Though TAVR presently plays a limited role in AR due to the annular and root dilation often present in chronic AR, as well as the lack of significant valvular calcification needed to hold the prosthesis in place, use of a self-expanding valve in select patients deemed high-risk for surgery has been shown feasible. However, mortality in these patients (13%) greatly exceeds that of TAVR used for aortic stenosis.9 A novel transcatheter valve designed for use in pure AR has shown promising early results.10 We can expect further investigation in the coming years.

Expert Commentary

When presented with acute AI, it is important to note the etiology. Many times, this is associated with infective endocarditis or acute type A aortic dissection. In these instances, AVR or surgery may be indicated for those etiologies rather than the degree of AI. Always look for endocarditis or aortic dissection when presented with a patient with acute AI. However, when chronic AI is associated with root dilatation, surgery might be indicated for the aneurysm according to its size rather than the degree of AI, EF, or size of the LV. In those instances, a valve-sparing root operation might be indicated if done at a comprehensive valve center. AVR may be indicated in patients with mild AI or greater in the setting of LV assist device placement. This is to prevent re-circulation in the ventricular assist device circuit.

Sources

  1. Otto CM, Nishimura RA, Bonow RO, et al. 2020 ACC/AHA Guideline for the Management of Patients With Valvular Heart Disease: A Report of the American College of Cardiology/American Heart Association Joint Committee on Clinical Practice Guidelines Circulation. 2021;143(5):e72-e227.
  2. Dujardin KS, Enriquez-Sarano M, Schaff HV, et al. Mortality and morbidity of aortic regurgitation in clinical practice. A long-term follow-up study. Circulation. 1999;99:1851–7.
  3. Goldstone AB, Chiu P, Baiocchi M, et al. Mechanical or biologic prostheses for aortic-valve and mitral-valve replacement. N Engl J Med. 2017;377:1847–57.
  4. Yang LT, Michelena HI, Scott CG, et al. Outcomes in Chronic Hemodynamically Significant Aortic Regurgitation and Limitations of Current Guidelines. J Am Coll Cardiol. 2019;73(14):1741-1752.
  5. Chaliki HP, Mohty D, Avierinos J-F, et al. Outcomes after aortic valve replacement in patients with severe aortic regurgitation and markedly reduced left ventricular function.
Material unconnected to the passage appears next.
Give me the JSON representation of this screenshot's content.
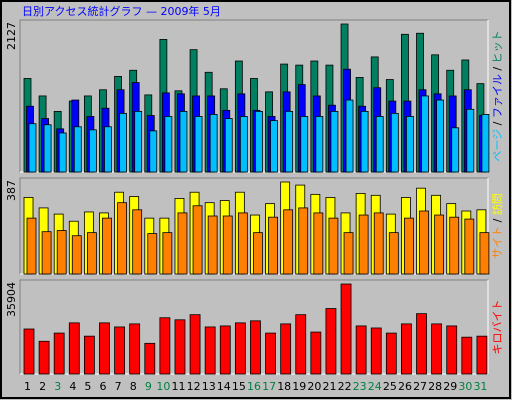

Circulation. 2002;106:2687–93.
  6. Bonow RO, Picone AL, McIntosh CL, et al. Survival and functional results after valve replacement for aortic regurgitation from 1976 to 1983: impact of preoperative left ventricular function. Circulation. 1985;72(6):1244-1256.
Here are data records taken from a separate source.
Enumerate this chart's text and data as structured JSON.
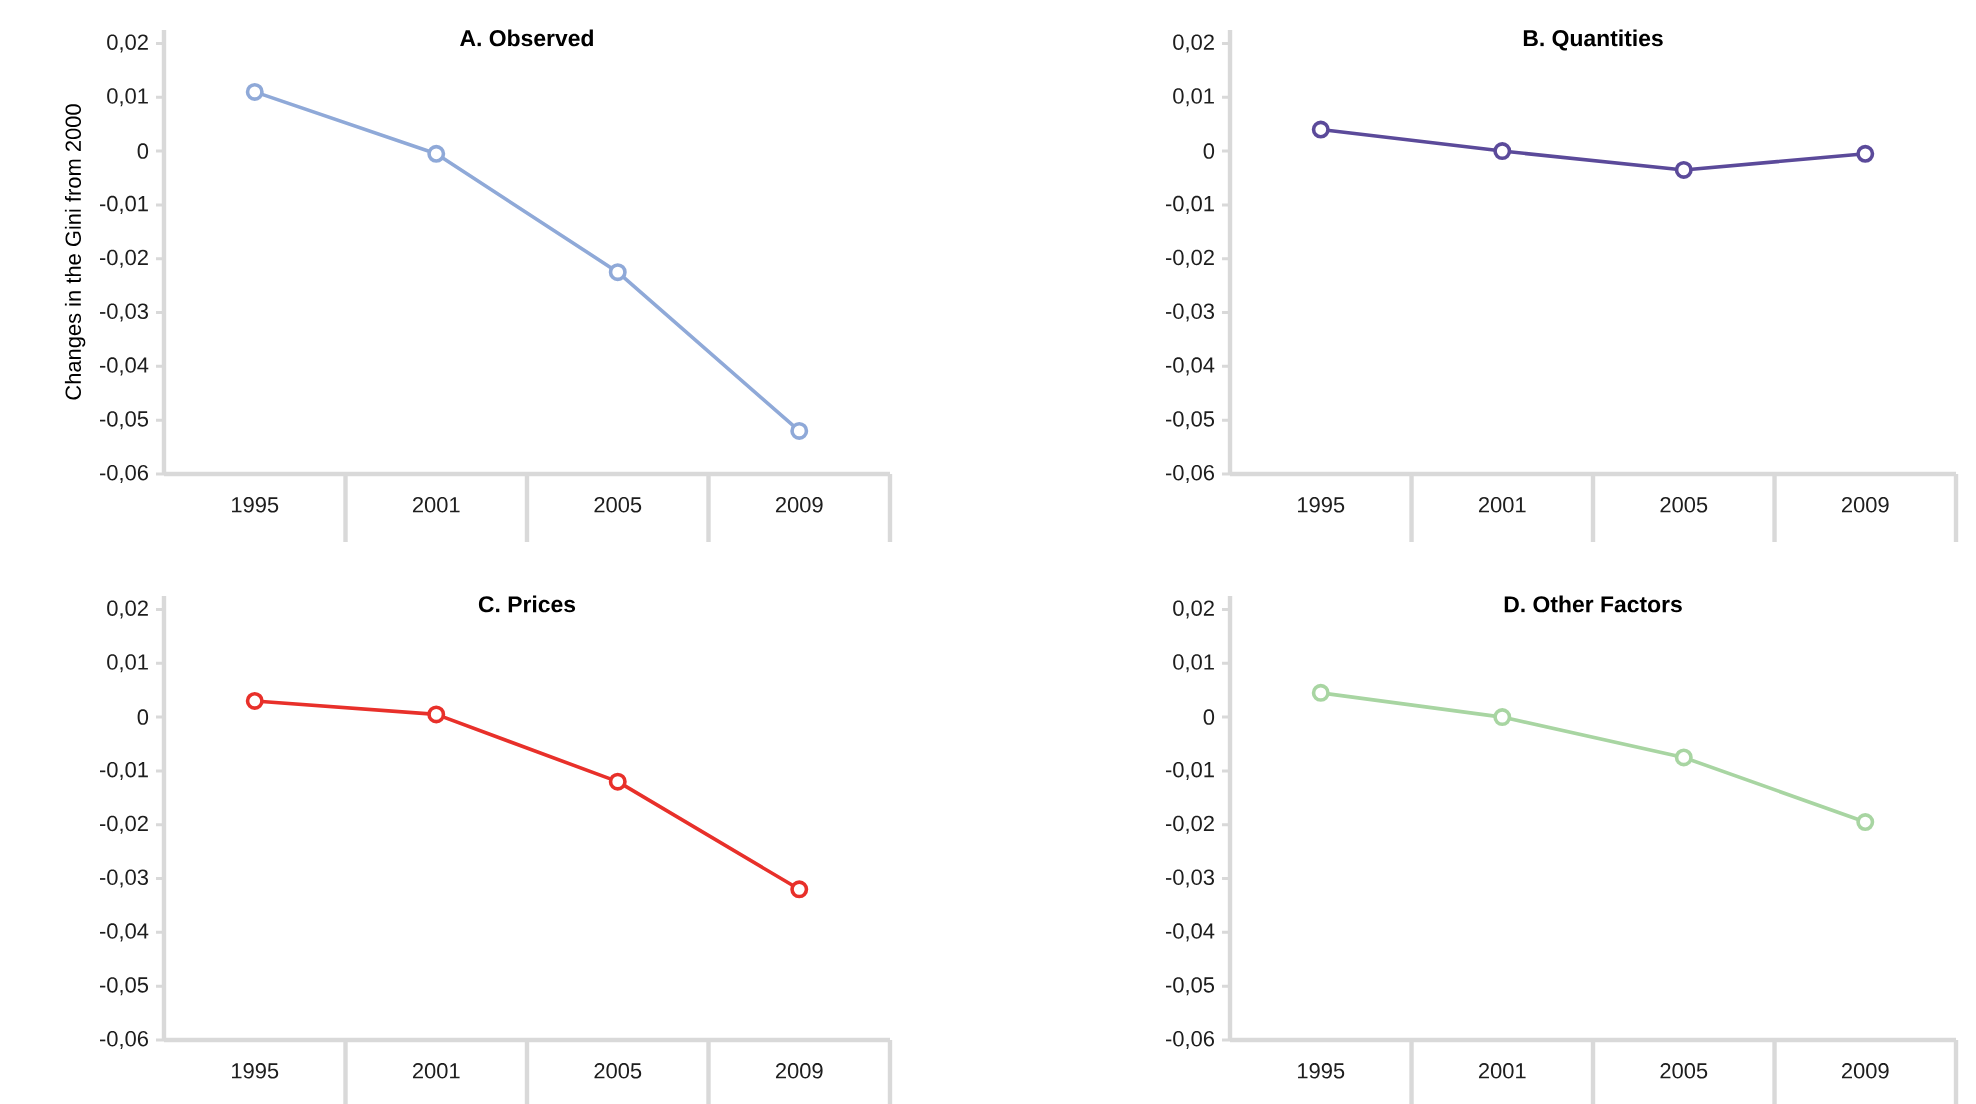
{
  "chart_data": [
    {
      "type": "line",
      "title": "A. Observed",
      "ylabel": "Changes in the Gini from 2000",
      "categories": [
        "1995",
        "2001",
        "2005",
        "2009"
      ],
      "marker": "circle",
      "line_style": "solid",
      "series": [
        {
          "color": "#8fa9d8",
          "values": [
            0.011,
            -0.0005,
            -0.0225,
            -0.052
          ]
        }
      ],
      "ylim": [
        -0.06,
        0.0225
      ],
      "yticks": [
        {
          "value": 0.02,
          "label": "0,02"
        },
        {
          "value": 0.01,
          "label": "0,01"
        },
        0,
        {
          "value": -0.01,
          "label": "-0,01"
        },
        {
          "value": -0.02,
          "label": "-0,02"
        },
        {
          "value": -0.03,
          "label": "-0,03"
        },
        {
          "value": -0.04,
          "label": "-0,04"
        },
        {
          "value": -0.05,
          "label": "-0,05"
        },
        {
          "value": -0.06,
          "label": "-0,06"
        }
      ]
    },
    {
      "type": "line",
      "title": "B. Quantities",
      "categories": [
        "1995",
        "2001",
        "2005",
        "2009"
      ],
      "marker": "circle",
      "line_style": "solid",
      "series": [
        {
          "color": "#5b4a9a",
          "values": [
            0.004,
            0.0,
            -0.0035,
            -0.0005
          ]
        }
      ],
      "ylim": [
        -0.06,
        0.0225
      ],
      "yticks": [
        {
          "value": 0.02,
          "label": "0,02"
        },
        {
          "value": 0.01,
          "label": "0,01"
        },
        0,
        {
          "value": -0.01,
          "label": "-0,01"
        },
        {
          "value": -0.02,
          "label": "-0,02"
        },
        {
          "value": -0.03,
          "label": "-0,03"
        },
        {
          "value": -0.04,
          "label": "-0,04"
        },
        {
          "value": -0.05,
          "label": "-0,05"
        },
        {
          "value": -0.06,
          "label": "-0,06"
        }
      ]
    },
    {
      "type": "line",
      "title": "C. Prices",
      "categories": [
        "1995",
        "2001",
        "2005",
        "2009"
      ],
      "marker": "circle",
      "line_style": "solid",
      "series": [
        {
          "color": "#e8302a",
          "values": [
            0.003,
            0.0005,
            -0.012,
            -0.032
          ]
        }
      ],
      "ylim": [
        -0.06,
        0.0225
      ],
      "yticks": [
        {
          "value": 0.02,
          "label": "0,02"
        },
        {
          "value": 0.01,
          "label": "0,01"
        },
        0,
        {
          "value": -0.01,
          "label": "-0,01"
        },
        {
          "value": -0.02,
          "label": "-0,02"
        },
        {
          "value": -0.03,
          "label": "-0,03"
        },
        {
          "value": -0.04,
          "label": "-0,04"
        },
        {
          "value": -0.05,
          "label": "-0,05"
        },
        {
          "value": -0.06,
          "label": "-0,06"
        }
      ]
    },
    {
      "type": "line",
      "title": "D. Other Factors",
      "categories": [
        "1995",
        "2001",
        "2005",
        "2009"
      ],
      "marker": "circle",
      "line_style": "solid",
      "series": [
        {
          "color": "#a8d5a2",
          "values": [
            0.0045,
            0.0,
            -0.0075,
            -0.0195
          ]
        }
      ],
      "ylim": [
        -0.06,
        0.0225
      ],
      "yticks": [
        {
          "value": 0.02,
          "label": "0,02"
        },
        {
          "value": 0.01,
          "label": "0,01"
        },
        0,
        {
          "value": -0.01,
          "label": "-0,01"
        },
        {
          "value": -0.02,
          "label": "-0,02"
        },
        {
          "value": -0.03,
          "label": "-0,03"
        },
        {
          "value": -0.04,
          "label": "-0,04"
        },
        {
          "value": -0.05,
          "label": "-0,05"
        },
        {
          "value": -0.06,
          "label": "-0,06"
        }
      ]
    }
  ]
}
  7. Bhudia SK, McCarthy PM, Kumpati GS, et al. Improved outcomes after aortic valve surgery for chronic aortic regurgitation with severe left ventricular dysfunction. J Am Coll Cardiol. 2007;49:1465–71.
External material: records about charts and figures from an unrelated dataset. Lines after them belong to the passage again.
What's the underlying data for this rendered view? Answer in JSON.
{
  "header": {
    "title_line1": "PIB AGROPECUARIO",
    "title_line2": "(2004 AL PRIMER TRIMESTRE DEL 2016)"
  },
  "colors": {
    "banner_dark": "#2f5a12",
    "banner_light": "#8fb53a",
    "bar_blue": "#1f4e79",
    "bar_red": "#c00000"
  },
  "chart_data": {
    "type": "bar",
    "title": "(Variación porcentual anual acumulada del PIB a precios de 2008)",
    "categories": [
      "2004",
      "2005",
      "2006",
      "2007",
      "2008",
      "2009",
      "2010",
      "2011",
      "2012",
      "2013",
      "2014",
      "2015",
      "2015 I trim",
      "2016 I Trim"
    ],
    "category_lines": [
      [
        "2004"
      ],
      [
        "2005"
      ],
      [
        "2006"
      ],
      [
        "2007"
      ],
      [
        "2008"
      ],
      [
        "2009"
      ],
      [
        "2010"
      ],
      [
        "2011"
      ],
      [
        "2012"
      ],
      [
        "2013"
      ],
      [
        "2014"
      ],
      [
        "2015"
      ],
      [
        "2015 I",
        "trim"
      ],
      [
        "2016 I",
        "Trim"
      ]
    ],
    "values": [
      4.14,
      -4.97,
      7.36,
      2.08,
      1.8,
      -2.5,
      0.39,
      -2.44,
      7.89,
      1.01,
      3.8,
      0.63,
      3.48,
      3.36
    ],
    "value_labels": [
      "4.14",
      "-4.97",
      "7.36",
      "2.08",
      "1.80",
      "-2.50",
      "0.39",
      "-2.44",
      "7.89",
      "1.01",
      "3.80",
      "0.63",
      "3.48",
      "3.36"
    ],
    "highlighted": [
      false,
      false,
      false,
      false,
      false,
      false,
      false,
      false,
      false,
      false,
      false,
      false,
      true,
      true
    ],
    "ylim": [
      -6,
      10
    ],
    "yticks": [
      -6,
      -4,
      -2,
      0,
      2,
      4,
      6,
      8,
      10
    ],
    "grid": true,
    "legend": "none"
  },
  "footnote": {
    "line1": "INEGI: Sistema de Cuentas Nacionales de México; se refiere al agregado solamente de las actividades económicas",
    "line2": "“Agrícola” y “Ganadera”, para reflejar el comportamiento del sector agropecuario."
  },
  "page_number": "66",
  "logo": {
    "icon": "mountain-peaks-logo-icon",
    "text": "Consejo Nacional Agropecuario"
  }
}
  8. Murashita T, Schaff HV, Suri RM, et al. Impact of left ventricular systolic function on outcome of correction of chronic severe aortic valve regurgitation: implications for timing of surgical intervention. Ann Thorac Surg. 2017;103:1222–8.
  9. Anwaruddin S, Desai ND, Szeto WY, et al. Self-Expanding Valve System for Treatment of Native Aortic Regurgitation by Transcatheter Aortic Valve Implantation (from the STS/ACC TVT Registry). Am J Cardiol. 2019;124(5):781-788.
  10. Vahl TP, Thourani VH, Makkar RR, et al. Transcatheter aortic valve implantation in patients with high-risk symptomatic native aortic regurgitation (ALIGN-AR): a prospective, multicentre, single-arm study. Lancet. 2024;403(10435):1451-1459.